After the conversion therapy was noticeably failing, staff came up with an alternative. As a result, whenever treatments would not work, they put patients through a sex change operation. This included being put through surgery and being given a new identity. Patients would then be discharged from the military, and advised to cut themselves off from family and friends. As many as 900 homosexuals, mostly 16–24 year-olds who had been drafted, had surgical procedures to alter their genitals and given birth certificates to fit their modified anatomy.
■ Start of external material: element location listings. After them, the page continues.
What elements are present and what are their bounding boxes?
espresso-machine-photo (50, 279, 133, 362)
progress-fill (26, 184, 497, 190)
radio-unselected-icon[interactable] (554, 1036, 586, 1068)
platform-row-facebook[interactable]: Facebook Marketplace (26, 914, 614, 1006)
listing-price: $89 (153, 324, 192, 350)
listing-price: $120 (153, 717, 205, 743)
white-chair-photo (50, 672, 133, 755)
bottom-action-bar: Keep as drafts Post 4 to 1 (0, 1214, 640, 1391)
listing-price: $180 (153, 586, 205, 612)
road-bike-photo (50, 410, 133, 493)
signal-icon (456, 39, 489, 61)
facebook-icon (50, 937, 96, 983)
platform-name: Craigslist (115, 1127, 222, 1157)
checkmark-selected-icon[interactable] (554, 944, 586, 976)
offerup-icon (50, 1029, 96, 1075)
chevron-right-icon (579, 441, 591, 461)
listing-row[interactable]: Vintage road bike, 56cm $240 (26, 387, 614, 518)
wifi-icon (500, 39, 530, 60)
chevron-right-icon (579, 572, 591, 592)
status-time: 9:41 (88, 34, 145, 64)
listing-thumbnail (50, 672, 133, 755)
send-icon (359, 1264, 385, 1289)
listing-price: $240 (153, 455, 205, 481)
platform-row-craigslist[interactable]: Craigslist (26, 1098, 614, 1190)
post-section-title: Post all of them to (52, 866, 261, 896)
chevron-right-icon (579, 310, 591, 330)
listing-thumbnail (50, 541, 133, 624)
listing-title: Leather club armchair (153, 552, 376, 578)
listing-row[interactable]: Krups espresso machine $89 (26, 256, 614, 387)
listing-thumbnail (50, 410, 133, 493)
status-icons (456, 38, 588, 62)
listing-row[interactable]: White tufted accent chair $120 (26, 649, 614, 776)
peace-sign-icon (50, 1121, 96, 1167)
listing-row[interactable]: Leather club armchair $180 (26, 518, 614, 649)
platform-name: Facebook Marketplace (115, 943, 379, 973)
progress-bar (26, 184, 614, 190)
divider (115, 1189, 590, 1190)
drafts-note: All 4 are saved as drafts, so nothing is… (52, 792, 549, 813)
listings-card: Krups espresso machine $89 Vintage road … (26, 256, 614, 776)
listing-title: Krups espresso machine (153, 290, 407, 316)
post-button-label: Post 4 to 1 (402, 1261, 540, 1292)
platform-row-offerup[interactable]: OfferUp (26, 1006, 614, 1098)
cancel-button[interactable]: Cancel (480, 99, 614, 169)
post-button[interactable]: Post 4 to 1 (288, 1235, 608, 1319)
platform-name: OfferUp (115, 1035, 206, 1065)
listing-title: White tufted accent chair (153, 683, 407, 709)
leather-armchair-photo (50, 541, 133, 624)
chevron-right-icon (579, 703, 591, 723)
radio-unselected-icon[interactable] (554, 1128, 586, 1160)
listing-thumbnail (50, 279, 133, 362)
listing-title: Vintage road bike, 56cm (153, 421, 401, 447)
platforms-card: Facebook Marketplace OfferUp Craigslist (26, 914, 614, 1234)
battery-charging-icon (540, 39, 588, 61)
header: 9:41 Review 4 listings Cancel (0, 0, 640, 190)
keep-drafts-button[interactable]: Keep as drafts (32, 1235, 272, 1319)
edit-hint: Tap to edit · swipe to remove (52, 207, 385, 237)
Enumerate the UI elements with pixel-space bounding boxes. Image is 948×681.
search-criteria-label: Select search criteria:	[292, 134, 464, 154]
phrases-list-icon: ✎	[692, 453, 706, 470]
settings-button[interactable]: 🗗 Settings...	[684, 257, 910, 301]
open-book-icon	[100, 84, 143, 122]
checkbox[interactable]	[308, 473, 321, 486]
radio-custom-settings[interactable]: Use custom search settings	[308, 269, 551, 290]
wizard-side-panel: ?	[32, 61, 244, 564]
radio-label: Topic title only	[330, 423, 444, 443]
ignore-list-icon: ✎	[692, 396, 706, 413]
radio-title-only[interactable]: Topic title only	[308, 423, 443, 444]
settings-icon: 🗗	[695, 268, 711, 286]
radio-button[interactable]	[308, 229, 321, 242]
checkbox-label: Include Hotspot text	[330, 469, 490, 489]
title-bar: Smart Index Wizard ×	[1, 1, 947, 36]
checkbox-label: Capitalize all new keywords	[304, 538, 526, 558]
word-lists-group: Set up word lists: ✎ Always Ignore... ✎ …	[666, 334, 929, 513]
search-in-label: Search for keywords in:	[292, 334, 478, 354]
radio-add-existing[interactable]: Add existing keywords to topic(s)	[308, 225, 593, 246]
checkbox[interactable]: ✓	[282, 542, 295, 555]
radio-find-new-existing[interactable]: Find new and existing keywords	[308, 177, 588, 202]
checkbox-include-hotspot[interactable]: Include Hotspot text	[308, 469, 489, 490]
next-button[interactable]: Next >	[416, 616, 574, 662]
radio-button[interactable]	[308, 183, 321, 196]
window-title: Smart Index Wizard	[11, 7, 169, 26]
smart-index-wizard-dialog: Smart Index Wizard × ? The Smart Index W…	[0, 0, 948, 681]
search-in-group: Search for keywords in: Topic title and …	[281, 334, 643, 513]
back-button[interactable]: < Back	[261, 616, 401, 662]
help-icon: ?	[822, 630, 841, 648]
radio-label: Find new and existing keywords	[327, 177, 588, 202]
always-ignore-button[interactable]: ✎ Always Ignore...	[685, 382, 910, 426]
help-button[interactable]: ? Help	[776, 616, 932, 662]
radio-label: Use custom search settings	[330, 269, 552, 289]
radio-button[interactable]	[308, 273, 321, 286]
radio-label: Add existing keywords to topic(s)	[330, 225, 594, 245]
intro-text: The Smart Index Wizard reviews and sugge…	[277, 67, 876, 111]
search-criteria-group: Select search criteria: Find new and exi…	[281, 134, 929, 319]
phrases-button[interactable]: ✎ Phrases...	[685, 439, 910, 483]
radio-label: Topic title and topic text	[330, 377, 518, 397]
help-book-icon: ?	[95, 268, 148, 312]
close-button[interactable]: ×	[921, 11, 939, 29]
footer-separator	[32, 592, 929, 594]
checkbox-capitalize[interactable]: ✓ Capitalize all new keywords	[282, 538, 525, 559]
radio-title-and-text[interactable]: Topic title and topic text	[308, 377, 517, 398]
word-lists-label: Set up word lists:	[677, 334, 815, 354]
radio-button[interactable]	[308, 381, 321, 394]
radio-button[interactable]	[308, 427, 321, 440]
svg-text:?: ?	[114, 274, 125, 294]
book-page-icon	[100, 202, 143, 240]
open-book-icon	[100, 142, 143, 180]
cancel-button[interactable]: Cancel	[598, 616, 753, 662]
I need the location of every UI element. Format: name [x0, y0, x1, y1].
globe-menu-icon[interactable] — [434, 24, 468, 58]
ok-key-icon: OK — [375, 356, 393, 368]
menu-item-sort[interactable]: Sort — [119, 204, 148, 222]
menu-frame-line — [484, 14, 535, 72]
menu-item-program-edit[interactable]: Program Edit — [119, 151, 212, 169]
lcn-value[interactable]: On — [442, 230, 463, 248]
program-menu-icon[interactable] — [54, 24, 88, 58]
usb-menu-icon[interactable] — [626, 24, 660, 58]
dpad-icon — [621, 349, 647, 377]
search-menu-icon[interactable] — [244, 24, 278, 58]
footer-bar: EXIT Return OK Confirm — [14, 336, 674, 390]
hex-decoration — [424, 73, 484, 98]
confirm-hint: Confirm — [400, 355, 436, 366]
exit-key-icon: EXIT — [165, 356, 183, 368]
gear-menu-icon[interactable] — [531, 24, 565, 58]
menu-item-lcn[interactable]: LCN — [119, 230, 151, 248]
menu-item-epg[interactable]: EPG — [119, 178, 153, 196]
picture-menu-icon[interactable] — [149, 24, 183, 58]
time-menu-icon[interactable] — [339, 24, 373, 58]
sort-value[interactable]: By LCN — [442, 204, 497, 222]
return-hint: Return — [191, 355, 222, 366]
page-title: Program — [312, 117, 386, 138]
This surgery was done in military hospitals and a high rate of patients died during surgery. Additionally, the reassignments were often incomplete, leaving patients with a halfway finished procedures. After being discharged there were no follow-up appointments to finish the surgeries or check on their progress mentally and physically. In order to stay on track with their gender reassignment, patients needed an expensive supply of hormones, but they typically lacked the means to pay for these hormones to maintain their new identities. When converting from one sex to another, there is a lengthy process that accompanies the success; individuals must be prepared both mentally and physically for the drastic changes that are going to take place. Without this preparation, patients also faced depression leading to many of these patients to committing suicide.